Diagnosis in two hours

A rapid test for pulmonary tuberculosis makes detection more efficient

 
By Ankur Paliwal
Published: Sunday 31 October 2010

imageTUBERCULOSIS has been on the rise globally, and multi-drug resistant tuberculosis even more so. Of the estimated 9.4 million cases worldwide, around half a million are drug resistant.

India accounts for 1.98 million cases. Smear microscopy that tests the presence of tuberculosis bacteria is 125 years old and routinely misses half the cases. It takes two to three months to detect if the tuberculosis is resistant to drugs. But thanks to a technological step forward, the wait would soon be over.

Multi-drug resistant tuberculosis could now be detected in two hours, said a study published in the New England Journal of Medicine (NEJM) on September 9. The new technology is more sensitive, but as of now it cannot diagnose infection in areas other than lungs. The new molecular tuberculosis test—Xpert MTB/RIF—has been developed by Cepheid, a US-based developer of technologies for DNA analysis, in partnership with Foundation for Innovative New Diagnostics (FIND) and the University of Medicine and Dentistry of New Jersey (UMDNJ).

Xpert MTB/RIF is an automated molecular test for the presence of tuberculosis bacteria and their resistance to Rifampin, the most commonly used drug to treat the disease. The bacterium’s genetic material was probed for mutations within the Rifampin resistance- determining region.

The diagnostic test is carried out in a disposable plastic cartridge containing all reagents required for bacterial lysis, nucleic acid extraction, amplification and detection. The only manual step is the addition of a bactericidal buffer to sputum before transferring a defined volume to the cartridge. The cartridge is then inserted into the reading device, which gives results within two hours.

The team tested the method between July 2008 and March 2009, on 1,730 patients with suspected drug-sensitive or multi-drug resistant pulmonary tuberculosis in five centres worldwide—India, Peru, South Africa and Azerbaijan. The researchers said the new technology would play a vital role in developing countries, where TB is rampant and spreading.

“This innovative tool would enable health workers to do on-the-spot diagnosis,” said L S Chauhan, manager of the National Tuberculosis Programme In India. David Alland of UMDNJ said, “We designed this test so that two-three days would suffice to train technicians.”

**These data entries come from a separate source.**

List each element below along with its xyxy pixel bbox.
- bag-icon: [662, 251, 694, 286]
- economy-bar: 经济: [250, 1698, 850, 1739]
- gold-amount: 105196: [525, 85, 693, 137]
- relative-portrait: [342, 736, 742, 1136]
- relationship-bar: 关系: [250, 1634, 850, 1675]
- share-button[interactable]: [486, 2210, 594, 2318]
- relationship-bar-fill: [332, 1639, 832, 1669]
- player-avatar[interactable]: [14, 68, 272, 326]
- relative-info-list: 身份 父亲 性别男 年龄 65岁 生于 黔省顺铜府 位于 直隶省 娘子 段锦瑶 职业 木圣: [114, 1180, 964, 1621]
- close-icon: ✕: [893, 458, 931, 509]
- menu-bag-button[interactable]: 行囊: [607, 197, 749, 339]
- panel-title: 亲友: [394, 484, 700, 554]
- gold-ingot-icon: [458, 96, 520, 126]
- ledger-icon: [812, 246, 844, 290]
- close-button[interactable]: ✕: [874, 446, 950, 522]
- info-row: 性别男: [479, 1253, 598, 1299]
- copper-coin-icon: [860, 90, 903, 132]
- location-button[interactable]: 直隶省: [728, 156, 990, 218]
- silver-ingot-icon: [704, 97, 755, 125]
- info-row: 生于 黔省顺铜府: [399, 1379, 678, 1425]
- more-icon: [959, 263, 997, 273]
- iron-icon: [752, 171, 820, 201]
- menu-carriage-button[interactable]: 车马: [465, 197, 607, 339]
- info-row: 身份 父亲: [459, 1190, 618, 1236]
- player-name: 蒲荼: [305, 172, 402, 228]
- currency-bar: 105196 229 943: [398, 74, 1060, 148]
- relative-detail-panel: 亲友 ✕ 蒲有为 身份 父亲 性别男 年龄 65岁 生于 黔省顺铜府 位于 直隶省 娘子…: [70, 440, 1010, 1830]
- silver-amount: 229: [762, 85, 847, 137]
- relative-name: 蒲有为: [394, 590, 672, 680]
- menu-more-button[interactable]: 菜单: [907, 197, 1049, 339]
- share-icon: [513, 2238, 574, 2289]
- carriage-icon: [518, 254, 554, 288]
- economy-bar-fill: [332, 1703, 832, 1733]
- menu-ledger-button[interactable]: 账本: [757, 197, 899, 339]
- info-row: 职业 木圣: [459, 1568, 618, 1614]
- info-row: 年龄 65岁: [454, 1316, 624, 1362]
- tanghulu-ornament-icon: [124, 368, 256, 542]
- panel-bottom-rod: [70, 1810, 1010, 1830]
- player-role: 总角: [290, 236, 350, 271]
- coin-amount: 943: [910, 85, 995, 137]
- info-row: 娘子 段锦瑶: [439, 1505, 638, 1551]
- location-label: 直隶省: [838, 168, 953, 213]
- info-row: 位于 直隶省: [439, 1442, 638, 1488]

D Behera, director, LRS institute of tuberculosis and respiratory diseases in New Delhi, said, “The world needs a technology that can produce quick results because delay in detection delays treatment and increases chances of spreading the infection.” Rajesh Gupta, pulmonary specialist at Max Superspeciality hospital in New Delhi is not as enthusiastic. He believes for best results such technologies should be used in combination with conventional culture techniques.

The technology also has its drawbacks as it does not lend itself for wider use. “It requires electricity. This is one limitation we are still working on,” said Mark Perkins, chief scientific officer, FIND. Another limitation is cost. FIND is negotiating concessionary pricing for public sector programmes in developing countries like India. The technology has two components, machine and test.

While machine costs around US $17,500, the test costs US $40-80. “We are aiming to reduce the cost to US $10- 20 for developing countries, including India. The prices will fall further as the volume of sale increases,” said Perkins. There are chances the test would work on tissue samples other than sputum; for example, on pus. This means the new technology could give rapid results even for extra-pulmonary tuberculosis.

“We have received very promising preliminary data from Hinduja hospital, Mumbai, on the performance of this test in extra-pulmonary samples,” said researcher Catharina Boehme of FIND, Geneva. About 20 per cent tuberculosis patients in the world have extrapulmonary TB, and it is rising steadily.